Background Information on Mutation
Mutation webhooks in Kubernetes is a nuanced concept with many gotchas. This page explores some of the background of mutation webhooks in Kubernetes, their operational and syntactical implications, and how Gatekeeper is trying to provide value on top of the basic Kubernetes webhook ecosystem.
Mutation Chaining
A key difference between mutating webhooks and validating webhooks are that mutating webhooks are called in series, whereas validating webhooks are called in parallel.
This makes sense, since validating webhooks can only approve or deny (or warn) for a given input and have no other side effects. This means that the result of one validating webhook cannot impact the result of any other validating webhook, and it's trivial to aggregate all of the validation responses as they come in: reject if at least one deny comes in, return all warnings and denies that are encountered back to the user.

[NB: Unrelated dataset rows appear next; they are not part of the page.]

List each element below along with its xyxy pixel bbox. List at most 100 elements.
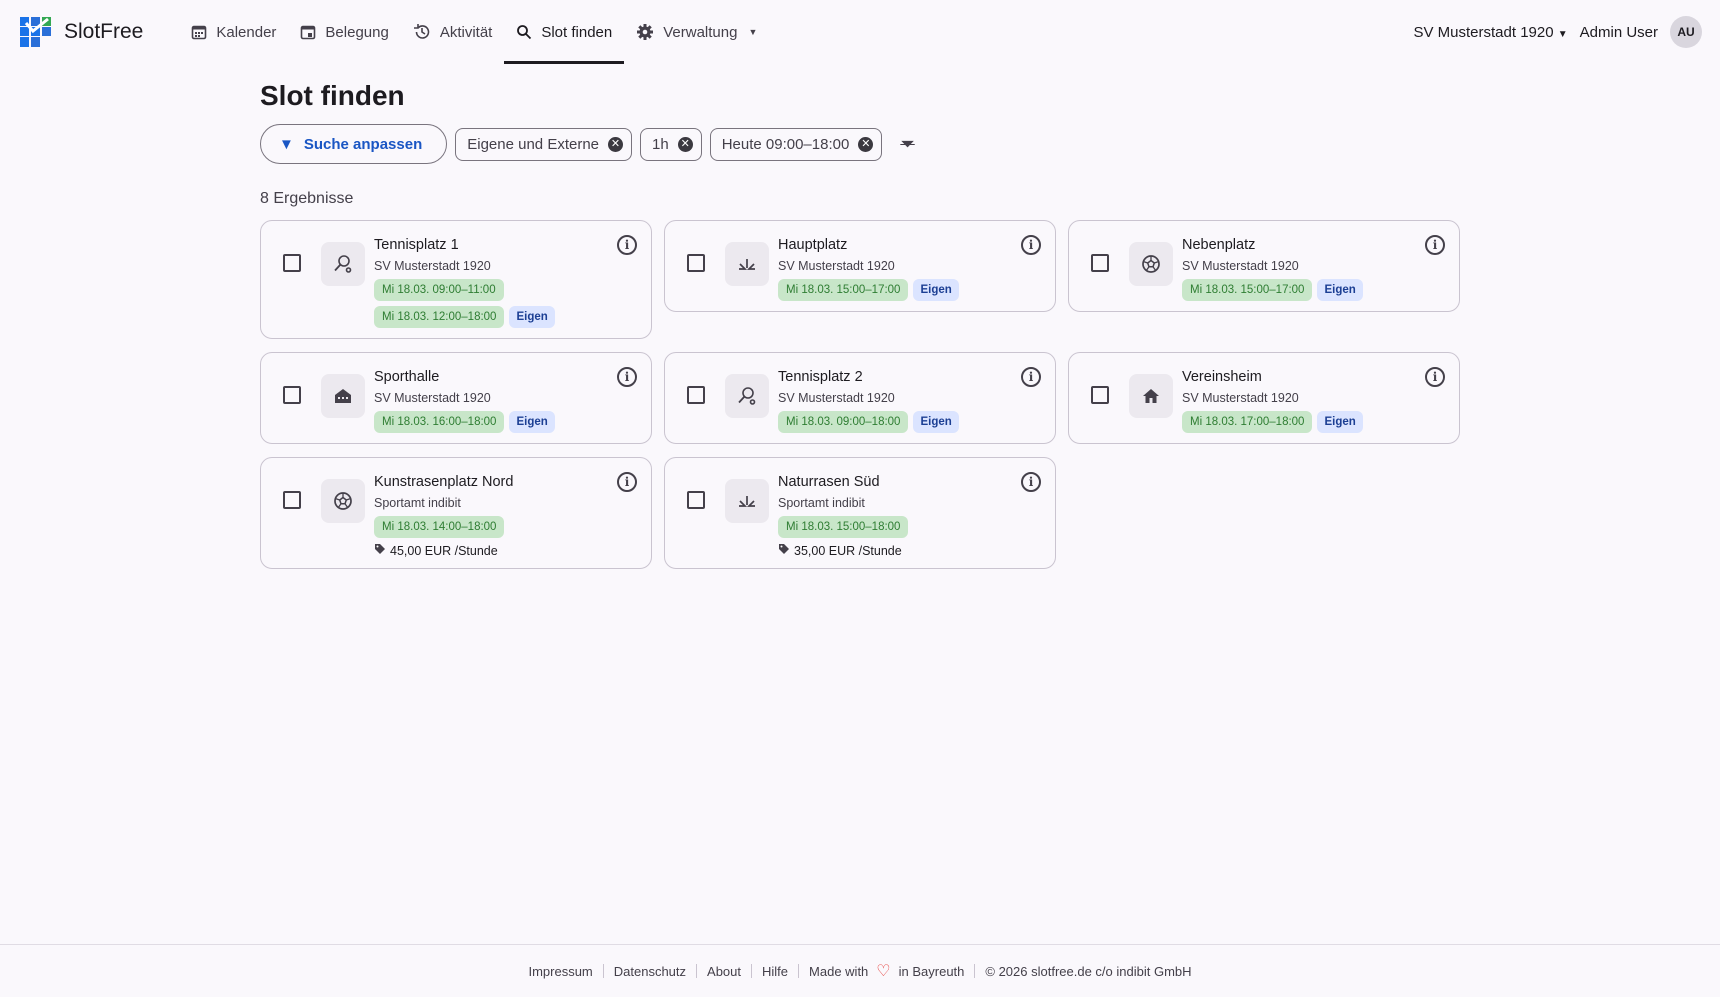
price-label: 35,00 EUR /Stunde [794, 543, 902, 558]
divider [974, 964, 976, 978]
slot-chip[interactable]: Mi 18.03. 09:00–11:00 [374, 279, 504, 301]
footer-link[interactable]: Hilfe [762, 963, 789, 979]
tag-icon [778, 543, 790, 558]
remove-chip-icon[interactable]: ✕ [608, 136, 624, 152]
slot-chip[interactable]: Mi 18.03. 16:00–18:00 [374, 411, 505, 433]
filter-chip[interactable]: 1h ✕ [640, 127, 702, 161]
info-icon[interactable]: i [1425, 235, 1445, 255]
footer-link[interactable]: Impressum [528, 963, 593, 979]
own-badge: Eigen [509, 411, 555, 433]
result-count: 8 Ergebnisse [260, 190, 354, 207]
filter-chip[interactable]: Heute 09:00–18:00 ✕ [709, 127, 883, 161]
nav-item-verwaltung[interactable]: Verwaltung ▼ [624, 0, 769, 64]
info-icon[interactable]: i [1425, 367, 1445, 387]
select-checkbox[interactable] [283, 254, 301, 272]
result-card[interactable]: Sporthalle SV Musterstadt 1920 Mi 18.03. 1… [260, 352, 652, 444]
result-card[interactable]: Naturrasen Süd Sportamt indibit Mi 18.03. … [664, 457, 1056, 569]
remove-chip-icon[interactable]: ✕ [858, 136, 874, 152]
slot-chip[interactable]: Mi 18.03. 15:00–17:00 [778, 279, 909, 301]
own-badge: Eigen [1317, 279, 1363, 301]
search-icon [516, 24, 532, 40]
grass-icon [725, 479, 769, 523]
divider [798, 964, 800, 978]
resource-org: Sportamt indibit [778, 496, 865, 510]
app-logo[interactable]: SlotFree [20, 17, 143, 47]
resource-org: SV Musterstadt 1920 [1182, 391, 1299, 405]
calendar-icon [191, 24, 207, 40]
adjust-search-button[interactable]: ▼ Suche anpassen [260, 124, 448, 164]
result-card[interactable]: Tennisplatz 1 SV Musterstadt 1920 Mi 18.03… [260, 220, 652, 339]
slotfree-logo-icon [20, 17, 51, 47]
adjust-search-label: Suche anpassen [303, 135, 423, 153]
copyright: © 2026 slotfree.de c/o indibit GmbH [985, 963, 1192, 979]
club-selector[interactable]: SV Musterstadt 1920 ▼ [1413, 24, 1567, 41]
select-checkbox[interactable] [283, 386, 301, 404]
slot-chip[interactable]: Mi 18.03. 14:00–18:00 [374, 516, 505, 538]
select-checkbox[interactable] [283, 491, 301, 509]
result-card[interactable]: Hauptplatz SV Musterstadt 1920 Mi 18.03. 1… [664, 220, 1056, 312]
slot-chip[interactable]: Mi 18.03. 15:00–17:00 [1182, 279, 1313, 301]
nav-item-belegung[interactable]: Belegung [288, 0, 400, 64]
footer-link[interactable]: About [707, 963, 742, 979]
nav-label: Belegung [325, 23, 389, 41]
caret-down-icon: ▼ [1557, 28, 1568, 40]
slot-chip[interactable]: Mi 18.03. 15:00–18:00 [778, 516, 909, 538]
price-label: 45,00 EUR /Stunde [390, 543, 498, 558]
resource-name: Sporthalle [374, 369, 440, 385]
info-icon[interactable]: i [617, 472, 637, 492]
clear-filters-icon[interactable]: ⏷ [900, 133, 915, 154]
resource-name: Tennisplatz 1 [374, 237, 459, 253]
gear-icon [636, 23, 654, 41]
footer-link[interactable]: Datenschutz [613, 963, 687, 979]
soccer-ball-icon [321, 479, 365, 523]
heart-icon: ♡ [876, 963, 891, 980]
user-name[interactable]: Admin User [1579, 23, 1658, 41]
slot-chip[interactable]: Mi 18.03. 09:00–18:00 [778, 411, 909, 433]
result-card[interactable]: Kunstrasenplatz Nord Sportamt indibit Mi 1… [260, 457, 652, 569]
club-name: SV Musterstadt 1920 [1413, 23, 1554, 41]
remove-chip-icon[interactable]: ✕ [677, 136, 693, 152]
nav-label: Verwaltung [663, 23, 738, 41]
avatar[interactable]: AU [1670, 16, 1702, 48]
info-icon[interactable]: i [1021, 367, 1041, 387]
history-icon [413, 23, 431, 41]
info-icon[interactable]: i [1021, 472, 1041, 492]
resource-name: Vereinsheim [1182, 369, 1262, 385]
chip-label: Eigene und Externe [467, 135, 600, 153]
filter-chip[interactable]: Eigene und Externe ✕ [455, 127, 633, 161]
select-checkbox[interactable] [1091, 386, 1109, 404]
result-card[interactable]: Tennisplatz 2 SV Musterstadt 1920 Mi 18.03… [664, 352, 1056, 444]
result-card[interactable]: Vereinsheim SV Musterstadt 1920 Mi 18.03. … [1068, 352, 1460, 444]
nav-item-slot-finden[interactable]: Slot finden [504, 0, 625, 64]
select-checkbox[interactable] [687, 254, 705, 272]
chip-label: 1h [652, 135, 669, 153]
nav-item-aktivität[interactable]: Aktivität [401, 0, 505, 64]
nav-item-kalender[interactable]: Kalender [179, 0, 288, 64]
nav-label: Kalender [216, 23, 277, 41]
app-name: SlotFree [64, 20, 144, 43]
info-icon[interactable]: i [617, 235, 637, 255]
filter-bar: ▼ Suche anpassen Eigene und Externe ✕ 1h ✕ He… [260, 124, 1460, 164]
slot-chip[interactable]: Mi 18.03. 17:00–18:00 [1182, 411, 1313, 433]
resource-org: SV Musterstadt 1920 [374, 391, 491, 405]
divider [751, 964, 753, 978]
info-icon[interactable]: i [617, 367, 637, 387]
slot-chip[interactable]: Mi 18.03. 12:00–18:00 [374, 306, 505, 328]
resource-name: Kunstrasenplatz Nord [374, 474, 514, 490]
tennis-icon [321, 242, 365, 286]
select-checkbox[interactable] [1091, 254, 1109, 272]
chip-label: Heute 09:00–18:00 [721, 135, 850, 153]
own-badge: Eigen [913, 279, 959, 301]
price: 45,00 EUR /Stunde [374, 543, 498, 558]
select-checkbox[interactable] [687, 491, 705, 509]
result-card[interactable]: Nebenplatz SV Musterstadt 1920 Mi 18.03. 1… [1068, 220, 1460, 312]
resource-name: Hauptplatz [778, 237, 848, 253]
calendar-day-icon [300, 24, 316, 40]
resource-org: SV Musterstadt 1920 [1182, 259, 1299, 273]
select-checkbox[interactable] [687, 386, 705, 404]
divider [696, 964, 698, 978]
resource-name: Naturrasen Süd [778, 474, 880, 490]
divider [602, 964, 604, 978]
resource-org: SV Musterstadt 1920 [778, 391, 895, 405]
info-icon[interactable]: i [1021, 235, 1041, 255]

Mutation, however, changes what the input resource looks like. This means that the output
of one mutating webhook can have an effect on the output of another mutating webhook.
For example, if one mutating webhook adds a sidecar container, and another webhook sets
imagePullPolicy
to Always
, then the new sidecar container means that this second webhook
has one more container to mutate.
The biggest practical issue with this call-in-sequence behavior is latency. Validation webhooks (which are called in parallel), have a latency equivalent to the slowest-responding webhook. Mutation webhooks have a total latency that is the sum of all mutating webhooks to be called. This makes mutation much more latency-sensitive.
This can be particularly harmful for something like external data, where a webhook reaches out to a secondary service to gather necessary information. This extra hop can be extra expensive, especially if these external calls are not minimized. Gatekeeper translates external data references scattered across multiple mutators into a single batched call per external data provider, and calls each provider in parallel, minimizing latency.
Mutation Recursion
Not only are mutators chained, but they recurse as well. This is not only due to Kubernetes'
reinvocation policy,
but also due to the nature of the Kubernetes control plane itself, since controllers may modify resources periodically.
Whether because of the reinvocation policy, or because of control plane behavior, mutators are likely to
operate on their own output. This has some operational risk. Consider a mutating webhook that prepends a hostname to a docker
image reference (e.g. prepend gcr.io/
), if written naievly, each successive mutation would add another prefix, leading to results
like gcr.io/gcr.io/gcr.io/my-favorite-image:latest
. Because of this, Kubernetes requires mutation webhooks to be
idempotent.
This is a good idea, but there is one problem: webhooks that are idempotent in isolation may not be idempotent as a group.
Let's take the above mutator and make it idempotent. We'll give it the following behavior: "if an image reference does
not start with gcr.io/
, prepend gcr.io/
". This makes the webhook idempotent, for sure. But, what if there is another
team working on the cluster, and they want their own image mutation rule: "if an image reference for the billing
namespace does not start with billing.company.com/
, prepend billing.company.com/
". Each of these webhooks would
be idempotent in isolation, but when chained together you'll see results like
billing.company.com/gcr.io/billing.company.com/gcr.io/my-favorite-image:latest
.
At small scales, with small teams, it's relatively easy to ensure that mutations don't interfere with each other, but at larger scales, or when multiple non-communicating parties have their own rules that they want to set, it can be hard, or impossible to maintain this requirement of "global idempotence".
Gatekeeper attempts to make this easier by designing mutation in such a way that "global idempotence" is an emergent property of all mutators, no matter how they are configured. Here is a proof, where we attempt to show that our language for expressing mutation always converges on a stable result.
Summary
By using Gatekeeper for mutation, it is possible to reduce the number of mutation webhooks, which should improve latency considerations. It should also help prevent decoupled management of mutation policies from violating the Kubernetes API server's requirement of idempotence.